Boris Johnson has said Sir Timothy Hunt, the Nobel Prize winning scientist who resigned his post last week following sexist remarks he made at conference, should be reinstated and did not deserved to be attacked for his comments.

The mayor of London said the former Royal Society and University College London professor had been unfairly judged for statements about "the trouble with girls" and had simply been "giving a light-hearted, off-the-cuff speech to some scientific journalists in Seoul."

"What did he say, to make the plaster fall off the ceiling? Why did the seismograph yaw so crazily? Well, he was speaking flippantly, ironically – or so he thought – about men and women working together in the lab," Johnson wrote in a column for the Telegraph.

Sir Tim Hunt sparked outrage in the media and within the scientific community after he told a conference in Seoul the problems he had with girls in the laboratory. "Three things happen when they are in the lab: you fall in love with them, they fall in love with you and when you criticise them, they cry," he said.

The Tory politician wrote that Mr Hunt, whom he called a "great and good man", had made three correct statements and argued that: "At the moment we are failing to unlock the talents of both sexes because we are failing to grasp that they are intellectually equal but in some ways emotionally different."

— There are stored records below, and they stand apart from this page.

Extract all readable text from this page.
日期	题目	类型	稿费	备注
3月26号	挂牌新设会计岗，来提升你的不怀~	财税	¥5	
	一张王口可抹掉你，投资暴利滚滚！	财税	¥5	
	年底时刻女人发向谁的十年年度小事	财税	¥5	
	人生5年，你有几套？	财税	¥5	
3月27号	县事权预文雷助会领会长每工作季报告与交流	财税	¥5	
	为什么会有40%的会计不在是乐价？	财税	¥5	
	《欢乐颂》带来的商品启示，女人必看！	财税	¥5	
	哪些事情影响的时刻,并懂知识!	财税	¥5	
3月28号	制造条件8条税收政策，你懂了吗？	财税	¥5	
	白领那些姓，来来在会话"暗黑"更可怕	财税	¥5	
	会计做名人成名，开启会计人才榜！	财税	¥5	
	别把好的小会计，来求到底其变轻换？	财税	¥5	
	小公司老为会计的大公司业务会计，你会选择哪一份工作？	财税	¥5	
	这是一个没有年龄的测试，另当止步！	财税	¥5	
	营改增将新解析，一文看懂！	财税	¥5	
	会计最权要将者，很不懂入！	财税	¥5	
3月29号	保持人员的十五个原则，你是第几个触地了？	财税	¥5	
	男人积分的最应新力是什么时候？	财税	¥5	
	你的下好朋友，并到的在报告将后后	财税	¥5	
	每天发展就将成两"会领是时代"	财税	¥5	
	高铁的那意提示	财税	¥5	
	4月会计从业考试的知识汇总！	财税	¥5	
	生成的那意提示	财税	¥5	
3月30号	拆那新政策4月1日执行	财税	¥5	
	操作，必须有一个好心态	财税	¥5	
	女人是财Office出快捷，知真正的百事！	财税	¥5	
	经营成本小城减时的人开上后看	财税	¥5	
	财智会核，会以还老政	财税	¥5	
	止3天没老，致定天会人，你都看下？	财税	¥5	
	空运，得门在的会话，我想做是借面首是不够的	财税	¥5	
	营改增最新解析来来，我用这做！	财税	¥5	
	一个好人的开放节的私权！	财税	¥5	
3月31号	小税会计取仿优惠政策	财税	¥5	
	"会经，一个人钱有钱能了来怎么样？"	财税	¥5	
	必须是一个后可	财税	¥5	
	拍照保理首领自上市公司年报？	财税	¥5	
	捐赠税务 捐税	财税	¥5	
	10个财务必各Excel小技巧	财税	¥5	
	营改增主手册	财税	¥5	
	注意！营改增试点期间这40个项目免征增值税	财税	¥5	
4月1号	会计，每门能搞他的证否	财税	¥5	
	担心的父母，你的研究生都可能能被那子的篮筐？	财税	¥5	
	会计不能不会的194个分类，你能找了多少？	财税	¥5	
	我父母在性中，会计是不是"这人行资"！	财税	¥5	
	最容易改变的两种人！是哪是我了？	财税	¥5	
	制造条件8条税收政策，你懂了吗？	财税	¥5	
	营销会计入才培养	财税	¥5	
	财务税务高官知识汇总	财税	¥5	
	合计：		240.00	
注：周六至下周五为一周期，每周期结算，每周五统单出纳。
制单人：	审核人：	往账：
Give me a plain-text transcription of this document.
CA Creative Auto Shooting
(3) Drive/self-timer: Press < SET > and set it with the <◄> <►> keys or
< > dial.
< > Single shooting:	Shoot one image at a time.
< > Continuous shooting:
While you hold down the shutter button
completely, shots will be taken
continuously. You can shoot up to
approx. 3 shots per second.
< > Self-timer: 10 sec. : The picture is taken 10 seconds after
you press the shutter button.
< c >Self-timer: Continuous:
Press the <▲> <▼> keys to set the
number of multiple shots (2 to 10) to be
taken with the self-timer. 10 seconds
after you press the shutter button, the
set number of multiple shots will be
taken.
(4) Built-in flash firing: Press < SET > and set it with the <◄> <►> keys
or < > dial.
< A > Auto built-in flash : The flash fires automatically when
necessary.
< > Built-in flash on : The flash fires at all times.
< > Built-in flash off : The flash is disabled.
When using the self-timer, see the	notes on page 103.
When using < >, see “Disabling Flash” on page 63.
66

Johnson wrote that political correctness was similar to the kind of superstition that had led Malaysians to claim Western tourists caused an earthquake on Mt Kinabalu by posing naked for pictures on one of its peaks.

Referring to Eleanor Hawkins who spent three days in prison for indecent behaviour following the debacle, Johnson wrote that she was "a young British woman who loosened her girdle and shook her naked breasts at the mountain".